Sortir de sa zone de confort : cette phrase vous inspire-t-elle quelque chose ?

Il y a  cette image qui circule beaucoup sur de deux petits ronds, l’un plus grand que l’autre. Dans le plus petit, c’est écrit « zone de confort », et dans le plus grand, c’est écrit « là où la magie opère ».  C’est exactement cette image qui me vient en tête quand je pense à ma propre expérience, ou quand je parle avec des gens qui veulent se lancer dans l’entreprenariat.

Evidemment c’est facile de dire aux autres sortez de votre zone de confort ; donc avant de vous y inciter je vais vous raconter comment moi j’ai fait.

votre zone de confort
Pourquoi sortir de votre zone de confort

Il y a une douzaine d’années environ, je finissais un stage d’un an, j’étais commerciale. Je travaillais avec l’un des chefs de départements. Les vendredis on était tous en uniforme, on avait la cuisine pour les employés, il y avait une ambiance pas mal du tout. Vraiment cette entreprise avait mis la barre assez haut. Et c’était vraiment bien payé, plus que la moyenne pour un commercial qui débute dans la vie active, clairement. Surtout que je n’avais aucune charge.

A la fin du stage j’ai donc eu une offre d’emploi, encore mieux payé, avec une situation encore plus stable. Mais les charges allaient venir tôt ou tard, et le niveau du salaire n’allait pas forcément suivre. Le salariat ne m’aurait jamais permis d’avoir le train de vie dont je rêvais ; en mettant même de côté l’aspect financier.

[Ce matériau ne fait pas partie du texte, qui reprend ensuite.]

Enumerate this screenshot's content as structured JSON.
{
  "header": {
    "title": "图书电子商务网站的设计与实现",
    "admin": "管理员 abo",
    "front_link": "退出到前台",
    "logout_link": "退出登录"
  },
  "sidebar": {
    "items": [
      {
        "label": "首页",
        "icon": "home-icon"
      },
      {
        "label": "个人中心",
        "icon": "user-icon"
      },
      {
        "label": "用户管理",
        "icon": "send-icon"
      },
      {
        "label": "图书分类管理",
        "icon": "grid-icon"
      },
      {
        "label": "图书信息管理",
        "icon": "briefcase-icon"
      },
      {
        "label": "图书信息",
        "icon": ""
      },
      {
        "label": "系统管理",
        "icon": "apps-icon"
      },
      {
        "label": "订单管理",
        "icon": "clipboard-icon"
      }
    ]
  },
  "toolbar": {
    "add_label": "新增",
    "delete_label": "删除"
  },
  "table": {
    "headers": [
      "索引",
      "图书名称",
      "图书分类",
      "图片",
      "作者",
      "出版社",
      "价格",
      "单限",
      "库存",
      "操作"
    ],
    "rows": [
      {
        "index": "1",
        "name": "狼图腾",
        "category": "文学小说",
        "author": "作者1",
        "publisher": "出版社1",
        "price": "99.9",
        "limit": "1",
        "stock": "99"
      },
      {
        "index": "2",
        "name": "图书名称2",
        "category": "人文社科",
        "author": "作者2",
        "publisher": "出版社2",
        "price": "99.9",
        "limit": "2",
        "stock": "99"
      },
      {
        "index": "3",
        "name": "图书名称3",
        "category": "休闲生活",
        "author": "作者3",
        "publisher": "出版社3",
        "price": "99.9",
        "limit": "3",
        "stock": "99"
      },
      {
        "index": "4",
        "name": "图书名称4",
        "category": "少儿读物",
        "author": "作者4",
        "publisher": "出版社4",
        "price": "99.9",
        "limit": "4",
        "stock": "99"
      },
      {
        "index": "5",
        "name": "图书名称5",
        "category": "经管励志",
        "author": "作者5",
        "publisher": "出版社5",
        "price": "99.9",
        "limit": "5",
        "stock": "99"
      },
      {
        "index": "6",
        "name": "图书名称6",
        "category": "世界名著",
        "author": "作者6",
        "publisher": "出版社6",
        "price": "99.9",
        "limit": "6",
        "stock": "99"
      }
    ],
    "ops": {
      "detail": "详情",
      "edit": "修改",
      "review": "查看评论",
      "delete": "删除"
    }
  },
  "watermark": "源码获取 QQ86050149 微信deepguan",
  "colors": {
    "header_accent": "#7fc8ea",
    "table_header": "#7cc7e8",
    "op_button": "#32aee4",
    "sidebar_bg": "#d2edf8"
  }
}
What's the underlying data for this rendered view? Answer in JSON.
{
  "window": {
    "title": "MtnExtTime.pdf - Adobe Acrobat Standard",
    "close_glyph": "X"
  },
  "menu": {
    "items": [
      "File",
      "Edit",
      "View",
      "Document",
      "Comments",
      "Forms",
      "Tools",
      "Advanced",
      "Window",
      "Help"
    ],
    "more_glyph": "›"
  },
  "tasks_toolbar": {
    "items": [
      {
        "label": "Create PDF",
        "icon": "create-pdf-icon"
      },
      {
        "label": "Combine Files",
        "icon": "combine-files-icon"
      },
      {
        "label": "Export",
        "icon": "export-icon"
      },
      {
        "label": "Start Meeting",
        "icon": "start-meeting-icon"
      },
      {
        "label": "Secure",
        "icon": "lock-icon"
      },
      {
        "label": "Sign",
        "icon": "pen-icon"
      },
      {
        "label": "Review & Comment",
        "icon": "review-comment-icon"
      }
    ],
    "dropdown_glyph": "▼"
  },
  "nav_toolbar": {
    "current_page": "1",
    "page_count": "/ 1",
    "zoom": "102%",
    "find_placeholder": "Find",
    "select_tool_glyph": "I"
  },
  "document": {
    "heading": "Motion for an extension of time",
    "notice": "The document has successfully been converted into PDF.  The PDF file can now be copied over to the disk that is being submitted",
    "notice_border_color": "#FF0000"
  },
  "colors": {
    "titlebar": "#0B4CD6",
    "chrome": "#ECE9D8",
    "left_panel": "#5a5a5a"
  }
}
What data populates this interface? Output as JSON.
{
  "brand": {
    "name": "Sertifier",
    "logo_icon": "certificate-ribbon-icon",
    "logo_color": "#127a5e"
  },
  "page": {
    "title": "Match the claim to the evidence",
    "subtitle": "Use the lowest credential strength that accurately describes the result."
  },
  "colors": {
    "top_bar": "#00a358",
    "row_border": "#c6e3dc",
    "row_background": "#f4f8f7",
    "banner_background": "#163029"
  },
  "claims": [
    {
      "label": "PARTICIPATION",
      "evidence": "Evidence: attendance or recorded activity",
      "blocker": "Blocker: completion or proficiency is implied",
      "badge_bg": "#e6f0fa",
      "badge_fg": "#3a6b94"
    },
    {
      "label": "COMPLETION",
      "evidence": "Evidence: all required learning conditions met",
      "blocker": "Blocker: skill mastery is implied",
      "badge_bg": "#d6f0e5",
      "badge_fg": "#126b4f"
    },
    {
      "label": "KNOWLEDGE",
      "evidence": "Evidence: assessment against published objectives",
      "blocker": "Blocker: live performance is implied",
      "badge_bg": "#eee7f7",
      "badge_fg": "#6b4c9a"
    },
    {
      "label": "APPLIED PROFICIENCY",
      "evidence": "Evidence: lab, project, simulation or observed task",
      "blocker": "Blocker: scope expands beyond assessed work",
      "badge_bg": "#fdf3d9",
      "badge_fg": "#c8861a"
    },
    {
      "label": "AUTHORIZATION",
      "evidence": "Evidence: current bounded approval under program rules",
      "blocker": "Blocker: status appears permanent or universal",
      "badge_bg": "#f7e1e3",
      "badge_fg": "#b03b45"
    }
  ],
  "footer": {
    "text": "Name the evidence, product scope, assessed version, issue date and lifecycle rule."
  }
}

Pouvoir travailler quand je veux, me réveiller un matin et décider que ce serait un jour off, voyager quand je le décide, choisir même mes clients, etc, pour moi ça n’avait pas de prix. Ca n’en a toujours pas d’ailleurs. Bref plus j’y pensais plus je me disais que tout n’allait finalement pas si bien dans ce meilleur monde-là ; et que j’avais besoin de plus. Je voulais plus de challenges, des journées plus chargées, plus de liberté, plus d’argent, plus de tout en fait. Donc j’ai lâché cette offre d’emploi et je me suis lancée.

Aujourd’hui je ne regrette pas du tout cette décision, je ne dirai pas prise sur un coup de tête, mais en tous cas je n’ai mis que quelques jours pour me décider, sans même être sûre de ce qui pourrait se trouver de l’autre côté. Evidemment je l’ai fait parce que j’étais très jeune, j’avais soif d’expériences. Ce quotidien de salarié, sous contrat, que j’ai abandonné, c’était ma zone de confort à moi. C’était très plaisant ce quotidien-là, c’était familier, c’était une trajectoire toute tracée et c’était très rassurant. Rien ne va venir vous faire dévier, vous tomber dessus, c’est métro taxi dodo.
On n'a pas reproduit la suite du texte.